Nos pasamos la vida sopesando qué es lo correcto y lo incorrecto, qué está bien
y qué está mal. La narración siempre es la misma porque somos prisioneros del
constante cotejo de lo que hay y de lo que podría haber, de lo hecho y lo
omitido, de lo que se tiene y se podría tener; en último término de lo que "se
es" y de lo
que se podría ser, o, más exactamente, de lo que se podría haber sido.
Éste
es un proceso estéril, pero nada infrecuente, que no conduce a ninguna parte. Y es así porque se ha
partido de premisas inciertas, como que hay un puzzle por construir, cuando lo
que sucede en realidad es que nunca se acaba de configurar, siempre faltan
piezas. O, tal vez, muy probablemente, no exista ningún puzzle, o ni tan siquiera sea necesario.

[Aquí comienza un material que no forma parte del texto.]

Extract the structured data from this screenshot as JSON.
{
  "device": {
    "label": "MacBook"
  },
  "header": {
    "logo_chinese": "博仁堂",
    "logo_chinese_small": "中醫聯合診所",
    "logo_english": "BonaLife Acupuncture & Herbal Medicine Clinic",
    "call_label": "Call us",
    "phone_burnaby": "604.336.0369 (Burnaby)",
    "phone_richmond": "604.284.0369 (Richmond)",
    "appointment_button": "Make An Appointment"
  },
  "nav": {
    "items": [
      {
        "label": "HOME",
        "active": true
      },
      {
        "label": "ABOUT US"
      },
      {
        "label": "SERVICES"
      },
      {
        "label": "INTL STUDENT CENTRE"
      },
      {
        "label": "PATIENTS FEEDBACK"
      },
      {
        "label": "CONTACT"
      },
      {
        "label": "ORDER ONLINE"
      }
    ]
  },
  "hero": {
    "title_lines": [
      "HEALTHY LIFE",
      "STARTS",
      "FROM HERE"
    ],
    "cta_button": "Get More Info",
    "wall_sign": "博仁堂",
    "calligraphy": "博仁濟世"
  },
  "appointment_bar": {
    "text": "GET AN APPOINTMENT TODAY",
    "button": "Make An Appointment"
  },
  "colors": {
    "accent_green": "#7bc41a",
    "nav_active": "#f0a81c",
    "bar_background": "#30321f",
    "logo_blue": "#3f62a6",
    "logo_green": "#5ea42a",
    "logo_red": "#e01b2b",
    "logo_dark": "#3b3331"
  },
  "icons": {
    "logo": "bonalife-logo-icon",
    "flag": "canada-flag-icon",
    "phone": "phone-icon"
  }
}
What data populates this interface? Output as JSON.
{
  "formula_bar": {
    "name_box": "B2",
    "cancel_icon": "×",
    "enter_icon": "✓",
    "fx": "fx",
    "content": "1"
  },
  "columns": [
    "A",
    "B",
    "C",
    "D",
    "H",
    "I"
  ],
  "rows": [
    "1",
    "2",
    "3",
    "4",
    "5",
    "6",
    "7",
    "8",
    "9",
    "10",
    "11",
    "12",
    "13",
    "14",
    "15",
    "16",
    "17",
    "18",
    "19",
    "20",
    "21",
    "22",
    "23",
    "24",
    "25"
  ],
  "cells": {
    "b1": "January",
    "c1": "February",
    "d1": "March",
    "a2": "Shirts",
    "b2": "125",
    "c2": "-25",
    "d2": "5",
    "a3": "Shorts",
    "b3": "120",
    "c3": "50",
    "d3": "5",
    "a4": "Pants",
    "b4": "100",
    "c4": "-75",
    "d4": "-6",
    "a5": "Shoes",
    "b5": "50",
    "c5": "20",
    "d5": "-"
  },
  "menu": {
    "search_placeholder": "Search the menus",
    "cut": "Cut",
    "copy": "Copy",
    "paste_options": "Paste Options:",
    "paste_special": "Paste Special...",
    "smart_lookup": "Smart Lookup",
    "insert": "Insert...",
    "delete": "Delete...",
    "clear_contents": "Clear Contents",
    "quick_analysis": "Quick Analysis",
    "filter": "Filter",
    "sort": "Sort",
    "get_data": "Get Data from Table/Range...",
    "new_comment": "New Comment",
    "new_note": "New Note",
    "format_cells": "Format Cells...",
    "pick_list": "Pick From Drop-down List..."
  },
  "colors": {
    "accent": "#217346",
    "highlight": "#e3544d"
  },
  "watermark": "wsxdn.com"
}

Todas estas creencias es frecuente que dejen un poso de falsedad, de inautenticidad, de estar en un doble
plano (uno verdadero y otro falso). Pero esto también responde a la necesidad de
acudir a las “tablas de la ley sagrada” para verificar el grado de cumplimiento
de nuestras vidas con relación a lo que hay que hacer, a lo que se debe hacer,
a lo preasignado desde instancias que se nos escapan, que pertenecen a lo incorporado al deber ser y a nuestro punto ciego, la sombra.
El
sentimiento de pérdida es a veces más fuerte debido a que sentimos que con lo
perdido se nos pierde una parte de nosotros. De nuevo está la historia, nuestro
pasado.
Y, lo más curioso, es que todo esto obedece a una construcción puramente mental, imaginal. Pero para nosotros las creencias tienen una base sólida, de consistencia, que nos impide ver, sentir, vivir y estar en lo real. De modo, que son esas mismas creencias las que tapan la realidad.